Even the ones that are able to discuss their work in a conceptual framework make art that few of us could reasonably line up to that peculiar scaffolding.
I don’t mean to suggest that we shouldn’t listen to what an artist or a critic has to say. I’m just saying it’s all stories. The truth of the Torah is in the telling. And what we say about art and music is fluff compared to the experience of the art. The stories are only as useful as the listener might use them.
This is the first review I’ve ever written, and y’all probably don’t know me, even if you’re one of the few that might know my music. So before I tell you anything about what I think about Carla Bozulich’s new record, I want to tell you what I listen for: I figure a reading is only meaningful if you understand the calibration of the meter.
I like wildness, power and honesty in music. And I have terrible allergies to meaningless repetition and plastic beauty. I do not like any genre for its own sake, including the fake genre of the “singer-songwriter.” I want music to move me.

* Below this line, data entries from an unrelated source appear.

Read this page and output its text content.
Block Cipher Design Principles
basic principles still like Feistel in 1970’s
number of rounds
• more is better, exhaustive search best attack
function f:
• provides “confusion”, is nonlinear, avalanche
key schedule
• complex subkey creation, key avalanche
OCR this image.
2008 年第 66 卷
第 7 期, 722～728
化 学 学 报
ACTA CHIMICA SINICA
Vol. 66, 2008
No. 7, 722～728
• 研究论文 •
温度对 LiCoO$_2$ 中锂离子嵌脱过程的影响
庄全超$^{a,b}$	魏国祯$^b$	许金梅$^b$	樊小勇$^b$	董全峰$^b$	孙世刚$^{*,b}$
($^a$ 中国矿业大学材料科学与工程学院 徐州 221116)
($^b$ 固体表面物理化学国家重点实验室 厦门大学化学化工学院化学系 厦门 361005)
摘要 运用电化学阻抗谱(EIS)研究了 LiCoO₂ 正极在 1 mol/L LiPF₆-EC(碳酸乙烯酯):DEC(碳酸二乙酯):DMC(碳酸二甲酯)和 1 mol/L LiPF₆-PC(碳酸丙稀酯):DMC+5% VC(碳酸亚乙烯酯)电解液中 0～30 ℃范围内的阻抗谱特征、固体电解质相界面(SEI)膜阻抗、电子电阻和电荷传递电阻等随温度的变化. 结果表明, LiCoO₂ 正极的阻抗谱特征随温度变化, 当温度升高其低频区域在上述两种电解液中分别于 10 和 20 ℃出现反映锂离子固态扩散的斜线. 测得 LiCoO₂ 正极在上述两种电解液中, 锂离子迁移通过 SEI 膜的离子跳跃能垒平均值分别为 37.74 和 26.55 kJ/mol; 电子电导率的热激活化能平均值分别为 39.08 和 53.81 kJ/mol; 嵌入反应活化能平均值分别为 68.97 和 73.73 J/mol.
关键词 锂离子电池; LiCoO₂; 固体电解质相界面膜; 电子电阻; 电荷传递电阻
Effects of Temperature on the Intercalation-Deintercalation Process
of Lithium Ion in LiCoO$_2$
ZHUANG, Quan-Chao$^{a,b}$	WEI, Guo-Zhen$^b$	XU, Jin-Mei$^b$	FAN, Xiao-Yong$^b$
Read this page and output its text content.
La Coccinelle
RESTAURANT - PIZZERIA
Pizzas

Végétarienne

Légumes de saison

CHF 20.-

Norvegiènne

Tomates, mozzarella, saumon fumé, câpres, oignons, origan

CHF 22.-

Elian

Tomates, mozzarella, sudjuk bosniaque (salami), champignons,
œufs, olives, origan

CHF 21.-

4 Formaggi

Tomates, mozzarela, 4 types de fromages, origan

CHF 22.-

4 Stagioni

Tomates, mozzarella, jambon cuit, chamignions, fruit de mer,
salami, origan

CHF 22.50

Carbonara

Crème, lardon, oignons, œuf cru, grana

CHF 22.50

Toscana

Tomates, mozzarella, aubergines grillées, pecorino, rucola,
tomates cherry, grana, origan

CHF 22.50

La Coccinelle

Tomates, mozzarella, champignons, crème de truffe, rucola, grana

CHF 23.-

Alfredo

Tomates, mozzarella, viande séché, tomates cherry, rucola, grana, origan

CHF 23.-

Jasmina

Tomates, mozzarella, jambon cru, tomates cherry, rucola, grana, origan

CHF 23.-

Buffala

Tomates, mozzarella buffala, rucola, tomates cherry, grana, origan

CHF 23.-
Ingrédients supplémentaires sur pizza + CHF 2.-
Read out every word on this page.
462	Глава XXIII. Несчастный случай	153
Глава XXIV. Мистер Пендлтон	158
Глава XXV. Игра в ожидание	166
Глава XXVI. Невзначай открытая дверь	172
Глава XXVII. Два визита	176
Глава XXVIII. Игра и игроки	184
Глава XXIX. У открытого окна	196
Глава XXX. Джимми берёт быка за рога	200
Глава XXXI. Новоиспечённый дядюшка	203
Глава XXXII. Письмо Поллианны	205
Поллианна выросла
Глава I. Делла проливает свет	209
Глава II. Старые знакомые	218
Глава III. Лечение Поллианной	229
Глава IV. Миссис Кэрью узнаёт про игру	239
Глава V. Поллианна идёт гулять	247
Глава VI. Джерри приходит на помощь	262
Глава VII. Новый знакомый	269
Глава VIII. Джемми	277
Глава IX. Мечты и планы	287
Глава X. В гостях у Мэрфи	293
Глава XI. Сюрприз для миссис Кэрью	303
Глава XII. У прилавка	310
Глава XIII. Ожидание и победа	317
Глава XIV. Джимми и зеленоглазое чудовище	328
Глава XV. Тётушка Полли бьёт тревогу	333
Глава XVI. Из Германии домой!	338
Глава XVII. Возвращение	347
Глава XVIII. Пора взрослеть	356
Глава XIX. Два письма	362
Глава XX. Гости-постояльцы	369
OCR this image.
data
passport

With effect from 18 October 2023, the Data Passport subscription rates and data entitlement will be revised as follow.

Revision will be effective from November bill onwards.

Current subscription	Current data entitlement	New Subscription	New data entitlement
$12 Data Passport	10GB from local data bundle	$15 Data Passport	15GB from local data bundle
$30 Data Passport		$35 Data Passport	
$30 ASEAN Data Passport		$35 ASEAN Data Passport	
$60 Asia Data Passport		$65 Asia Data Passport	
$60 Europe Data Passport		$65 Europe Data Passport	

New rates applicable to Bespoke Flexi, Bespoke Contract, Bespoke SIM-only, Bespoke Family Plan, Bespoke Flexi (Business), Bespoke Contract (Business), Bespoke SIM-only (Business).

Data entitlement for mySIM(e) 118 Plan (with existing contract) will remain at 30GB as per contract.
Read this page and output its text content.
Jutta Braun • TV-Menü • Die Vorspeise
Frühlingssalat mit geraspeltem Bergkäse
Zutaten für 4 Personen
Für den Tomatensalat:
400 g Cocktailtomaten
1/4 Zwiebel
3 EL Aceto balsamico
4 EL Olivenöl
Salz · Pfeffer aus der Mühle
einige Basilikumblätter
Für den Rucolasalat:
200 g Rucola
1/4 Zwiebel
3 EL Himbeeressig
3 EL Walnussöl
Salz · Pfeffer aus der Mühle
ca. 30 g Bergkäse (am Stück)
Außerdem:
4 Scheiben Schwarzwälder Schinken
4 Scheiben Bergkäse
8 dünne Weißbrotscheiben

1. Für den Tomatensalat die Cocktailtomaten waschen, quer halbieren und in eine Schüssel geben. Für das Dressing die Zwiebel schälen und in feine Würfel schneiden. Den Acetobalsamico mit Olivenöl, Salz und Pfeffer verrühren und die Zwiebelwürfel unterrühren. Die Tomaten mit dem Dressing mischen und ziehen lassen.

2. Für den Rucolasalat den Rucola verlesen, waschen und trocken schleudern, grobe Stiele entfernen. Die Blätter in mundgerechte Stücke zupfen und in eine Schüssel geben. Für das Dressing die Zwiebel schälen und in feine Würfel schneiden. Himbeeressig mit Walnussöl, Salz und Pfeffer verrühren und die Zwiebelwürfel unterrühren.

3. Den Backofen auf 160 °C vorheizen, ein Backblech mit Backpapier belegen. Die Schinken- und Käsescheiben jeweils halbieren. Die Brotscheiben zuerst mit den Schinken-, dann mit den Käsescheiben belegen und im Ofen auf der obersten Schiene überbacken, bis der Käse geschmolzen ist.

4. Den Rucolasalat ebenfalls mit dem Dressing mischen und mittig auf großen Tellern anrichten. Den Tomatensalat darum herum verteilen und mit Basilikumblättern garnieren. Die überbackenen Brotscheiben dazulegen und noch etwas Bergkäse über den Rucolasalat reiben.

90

I like it best when I have absolutely no idea what the artist is doing. I’m drawn to mystery in music. And that’s something that an artist can generate with any tools, even the ones I understand inside and out.
I just read the great noir novel from the ’40s, Nightmare Alley, about the “spook racketeers” who preyed on the wounded stragglers of the Spiritualist movement. So maybe that’s why I feel compelled to tell you my impressions about Carla’s new record in the template of a sham shamanic reading.
As the first song, “Ain’t No Grave,” came on, Boy gave me hallucinations of Nick Cave and Diamanda Galas — those performative, deep dark forces. Amy Annelle, a lesser-known giant, seemed to be hovering near the crystal ball as well. Through the instruments, I beheld the spirit of Harry Partch as filtered through Tom Waits. In Carla’s voice, I felt the presence of Johnny Cash and Wanda Jackson. All these reminiscences coalesce and compile until I feel that I can hear Hazel Dickens crying about murders. This is Carla’s accusatory directness. Sometimes her voice is orgasmic, sometimes it’s crackling; I love how she sings, except when she employs a certain choked tonal quality.
There are not a few chants with multiple voices. Her lyrical voice has a magnetic, liturgical, internal quality, as though she were saying these things to herself.
“If you knew what I was thinking, you’d get me drunk and keep on drinking,” she croons demonically, on “Deeper than the Well.”
She often sings like a lucid dreamer, so that we feel she is giving us her truest expression, closest to the font. It’s only when she draws away with that choked tone that I feel she abandons us to artifice. Even though it is all art, all cotton-wool ectoplasm.
Like our dearly departed curmudgeon Lou Reed, I think Mz. Bozulich makes excellent use of painful noise. The guitars bite with a fantastic virility. All percussive elements, from the drums to the scratching guitars to the synthesizers were led with a deft hand. The delays she employs are dry and tasteful.
Just when I began to feel like the album was a little too long, as though it were making too many demands (the loa riding the serviteurs too hard and putting them away wet) the last song, “Number X,” gave me some breathing room — it is nearly an instrumental, except for a definitive incantation in the last few bars:
Don’t throw me out before I finish burning
I’ve settled into a life of learning
Wouldn’t it be fine
If at checkout time
I was doing
What I’m doing right now?
I needed that space to get my feet back on the ground.